The Cursed Child Questions (Spoilers Abound) Part 2
Once again, you have been warned. There are spoilers in this post for JK Rowling’s The Cursed Child. Okay, this particular post doesn’t really contain a huge, plot-revealing spoiler, but if you’re sensitive to spoilers of any kind, SKIP THIS POST.
I mean it.
Really, click away if you haven’t read the play. This is your last warning…
Okay, coast is clear.
So… Professor McGonagall’s childlessness is finally addressed. I’ve always wondered why the professors weren’t married, and why none had children. Really? It seems very strange in the modern world (and a quick Google search tells me that British schools are like American schools in the sense that many boarding school teachers today are married, and often times both people work in the school) to not have one married teacher in an entire school.
Anyway, it was addressed in the worst possible way. Harry (on page 122) shouts at Professor McGonagall that she doesn’t understand what it means to parent a child because she doesn’t have children.
We don’t have to talk about all the ways that Ron and Harry and Hermione sort of suck in adulthood. But that moment was such a slap in the face. While Harry later apologizes for the overall outburst, that line is never addressed again.
I have been on the receiving end of that type of comment, back when I was teaching, before I had kids. I’ve also been on the receiving end of unsolicited (and, frankly, unhelpful) advice from teachers on how to best parent twins. So I’ve had it both ways.
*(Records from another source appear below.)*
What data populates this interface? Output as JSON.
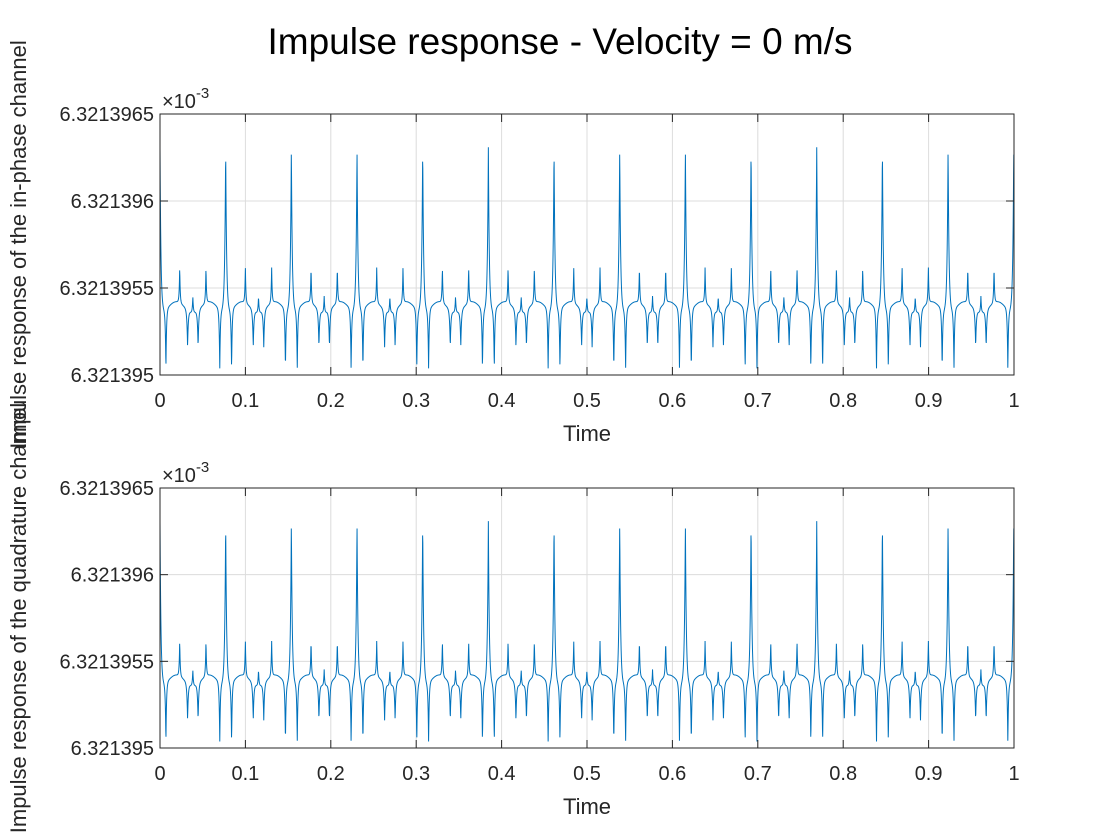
{
  "figure": {
    "title": "Impulse response - Velocity = 0 m/s"
  },
  "colors": {
    "line": "#0072BD",
    "axes": "#262626",
    "grid": "#dcdcdc"
  },
  "chart_data": [
    {
      "type": "line",
      "xlabel": "Time",
      "ylabel": "Impulse response of the in-phase channel",
      "exponent_label": "×10",
      "exponent_power": "-3",
      "xlim": [
        0,
        1
      ],
      "ylim": [
        6.321395,
        6.3213965
      ],
      "x_ticks": [
        "0",
        "0.1",
        "0.2",
        "0.3",
        "0.4",
        "0.5",
        "0.6",
        "0.7",
        "0.8",
        "0.9",
        "1"
      ],
      "y_ticks": [
        "6.321395",
        "6.3213955",
        "6.321396",
        "6.3213965"
      ],
      "grid": true,
      "signal": {
        "period": 0.0769,
        "baseline": 6.32139539,
        "peak_max": 6.32139634,
        "trough_min": 6.321395,
        "spike_times": [
          0,
          0.077,
          0.154,
          0.231,
          0.308,
          0.385,
          0.462,
          0.538,
          0.615,
          0.692,
          0.769,
          0.846,
          0.923,
          1.0
        ]
      }
    },
    {
      "type": "line",
      "xlabel": "Time",
      "ylabel": "Impulse response of the quadrature channel",
      "exponent_label": "×10",
      "exponent_power": "-3",
      "xlim": [
        0,
        1
      ],
      "ylim": [
        6.321395,
        6.3213965
      ],
      "x_ticks": [
        "0",
        "0.1",
        "0.2",
        "0.3",
        "0.4",
        "0.5",
        "0.6",
        "0.7",
        "0.8",
        "0.9",
        "1"
      ],
      "y_ticks": [
        "6.321395",
        "6.3213955",
        "6.321396",
        "6.3213965"
      ],
      "grid": true,
      "signal": {
        "period": 0.0769,
        "baseline": 6.32139539,
        "peak_max": 6.32139634,
        "trough_min": 6.321395,
        "spike_times": [
          0,
          0.077,
          0.154,
          0.231,
          0.308,
          0.385,
          0.462,
          0.538,
          0.615,
          0.692,
          0.769,
          0.846,
          0.923,
          1.0
        ]
      }
    }
  ]
}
And I still sucked in my breath with that line.
Here’s the thing: Until recently, I had a male OB/GYN. He had never experienced a period or had a pelvic exam, but he still knew more than I did about my reproductive organs. He was the expert on bodies in general, and I was the expert on my body in particular. We worked together to best understand my body based on what he knew about everyone else’s body. No different, in reality, than what a female OB/GYN brings to the table. Again, she only knows bodies in general, and I still know my body in particular. It never bothered me to have a male OB/GYN, and I didn’t think I would get anything different out of having a female OB/GYN.
Teachers know children, in general. Parents know their children, in particular. Together they bring the macro and the micro together to best reach that individual child. Both roles are invaluable, and while both can try to do their roles without the other, I think that there is strength in observing the child up-close as a parent as well as far-away as a teacher.
So Harry’s comment is doubly crappy because it not only shits on Professor McGonagall, it dismisses the vital role that teachers play in helping the parent reach their child, as well as dismisses the vital role that parents play in helping teachers reach the very same child. Two important people coming at the same child from two different angles, with vital information about the child in particular and children in general.
This play, in general, changed how I felt about Harry Potter. There was just enough space for Rowling to do a lot of damage, but not enough space to clean up that damage and make me love his imperfect self again. There was no Snape-like redemption. Just a hollow feeling that we all grow up to become assholes.
Your thoughts? What did you think about that moment with Professor McGonagall? Or Harry’s behaviour throughout the play — was he ever redeemed for you?